Managing the process is managing change
What is change all about?
To survive in today's competitive environment, organizations often need to make drastic changes. This results in top management issuing directives for necessary change. The middle management must then take drastic measures to figure out what really needs to be changed. Discussions and meetings are held. The present and desired future state of the company gets drawn out. Reports get made on what works and what needs change. And the buck usually stops here. Implementation, which is the key, suffers. To bring about change successfully, one needs to know more about change than what needs to be changed. Most of you will go figure, what needs to change to 'get the job done' but chances are you will not know how to go about it. Your focus will be more on content and less on process. However, what is critical is that you are able to manage the process of change successfully.
As an analogy think of a river as your process. Water flows along the riverbed in the direction the river takes. The river contains fish, plants, rocks, wood, and flotsam. Think of these as content. Changing the content will not affect the direction the river takes. Changing the flow, or process, however, will have impact. To take an example, if your employees are de-motivated, what good will changing the structure of your organization do? To understand why they are de-motivated may be a far better idea. Increasing their work satisfaction may yield better results. Hence, before you start the engine, understand what change really entails. What is it really about? Now sit back and answer what follows, if you can!

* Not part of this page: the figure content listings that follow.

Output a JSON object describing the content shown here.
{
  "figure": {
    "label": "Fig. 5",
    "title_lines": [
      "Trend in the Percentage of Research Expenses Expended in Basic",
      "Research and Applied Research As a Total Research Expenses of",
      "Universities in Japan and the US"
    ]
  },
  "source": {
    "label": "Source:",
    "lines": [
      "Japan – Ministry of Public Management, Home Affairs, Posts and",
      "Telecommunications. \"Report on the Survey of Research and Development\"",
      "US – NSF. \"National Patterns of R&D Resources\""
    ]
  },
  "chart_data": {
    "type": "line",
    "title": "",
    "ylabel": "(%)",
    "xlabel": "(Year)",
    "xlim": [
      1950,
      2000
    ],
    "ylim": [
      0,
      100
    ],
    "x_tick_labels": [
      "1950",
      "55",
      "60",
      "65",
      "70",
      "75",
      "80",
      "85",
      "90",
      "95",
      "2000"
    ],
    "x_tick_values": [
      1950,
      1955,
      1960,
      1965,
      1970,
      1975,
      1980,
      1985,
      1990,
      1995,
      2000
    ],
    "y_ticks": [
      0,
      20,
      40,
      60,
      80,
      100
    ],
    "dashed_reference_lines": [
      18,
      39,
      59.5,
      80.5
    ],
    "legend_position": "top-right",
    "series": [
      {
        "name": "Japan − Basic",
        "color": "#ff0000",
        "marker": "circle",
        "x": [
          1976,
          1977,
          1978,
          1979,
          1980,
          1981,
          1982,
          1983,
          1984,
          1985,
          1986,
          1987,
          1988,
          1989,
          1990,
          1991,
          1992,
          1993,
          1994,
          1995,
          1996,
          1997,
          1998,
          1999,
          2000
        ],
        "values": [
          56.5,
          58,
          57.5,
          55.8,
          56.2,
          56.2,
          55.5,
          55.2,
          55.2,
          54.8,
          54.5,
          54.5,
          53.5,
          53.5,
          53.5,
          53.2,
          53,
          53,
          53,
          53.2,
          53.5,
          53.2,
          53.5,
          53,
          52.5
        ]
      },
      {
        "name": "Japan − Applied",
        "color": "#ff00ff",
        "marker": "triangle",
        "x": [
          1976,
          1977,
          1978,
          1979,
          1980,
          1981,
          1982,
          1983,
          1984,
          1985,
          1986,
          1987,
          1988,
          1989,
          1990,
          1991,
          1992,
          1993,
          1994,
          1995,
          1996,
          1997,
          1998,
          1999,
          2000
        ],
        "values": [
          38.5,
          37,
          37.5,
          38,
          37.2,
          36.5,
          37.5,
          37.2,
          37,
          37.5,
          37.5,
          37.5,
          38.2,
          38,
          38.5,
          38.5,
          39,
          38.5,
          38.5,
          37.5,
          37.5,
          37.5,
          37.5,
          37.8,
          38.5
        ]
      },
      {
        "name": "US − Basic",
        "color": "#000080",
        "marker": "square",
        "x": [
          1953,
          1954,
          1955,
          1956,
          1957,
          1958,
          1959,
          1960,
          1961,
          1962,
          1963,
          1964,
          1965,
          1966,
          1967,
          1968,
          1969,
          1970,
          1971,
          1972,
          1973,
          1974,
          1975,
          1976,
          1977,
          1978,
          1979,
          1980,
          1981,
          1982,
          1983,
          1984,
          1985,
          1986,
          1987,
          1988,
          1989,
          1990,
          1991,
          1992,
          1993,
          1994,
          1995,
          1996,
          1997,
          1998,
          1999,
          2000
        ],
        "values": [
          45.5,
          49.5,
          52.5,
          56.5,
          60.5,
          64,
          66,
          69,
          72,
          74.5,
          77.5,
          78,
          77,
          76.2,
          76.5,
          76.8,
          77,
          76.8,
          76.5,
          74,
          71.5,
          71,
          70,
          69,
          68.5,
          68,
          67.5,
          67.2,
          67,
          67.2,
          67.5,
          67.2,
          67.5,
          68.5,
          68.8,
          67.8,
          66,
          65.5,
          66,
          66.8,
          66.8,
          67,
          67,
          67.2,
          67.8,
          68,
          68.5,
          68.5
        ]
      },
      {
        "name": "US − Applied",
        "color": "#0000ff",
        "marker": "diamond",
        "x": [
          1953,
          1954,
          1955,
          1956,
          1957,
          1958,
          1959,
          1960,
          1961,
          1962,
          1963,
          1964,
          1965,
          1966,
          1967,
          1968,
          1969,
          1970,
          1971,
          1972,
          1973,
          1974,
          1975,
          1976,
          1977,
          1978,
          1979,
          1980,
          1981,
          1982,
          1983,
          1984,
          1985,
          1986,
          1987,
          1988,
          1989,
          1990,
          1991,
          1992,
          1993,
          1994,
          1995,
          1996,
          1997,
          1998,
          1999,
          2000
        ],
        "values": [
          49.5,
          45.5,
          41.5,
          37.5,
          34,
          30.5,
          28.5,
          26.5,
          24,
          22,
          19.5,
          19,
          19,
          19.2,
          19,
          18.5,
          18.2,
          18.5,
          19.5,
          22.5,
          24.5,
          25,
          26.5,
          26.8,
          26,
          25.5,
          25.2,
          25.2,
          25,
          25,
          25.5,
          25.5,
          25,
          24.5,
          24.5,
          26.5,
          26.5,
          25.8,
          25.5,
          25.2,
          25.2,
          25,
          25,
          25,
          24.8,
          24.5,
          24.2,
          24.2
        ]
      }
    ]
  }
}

  • What is your feeling about change?
  • Are you aware of the changes your colleagues, bosses, and employees are going through (personal or otherwise)?
  • Do you know what your clients, suppliers, and stakeholders feel about change?
You hopefully do have all the answers. However, our advice to you is that do not work on assumptions. Cross-check and make sure you know, directly with the parties involved. Then you can say that you now know more about change than what needs to be changed!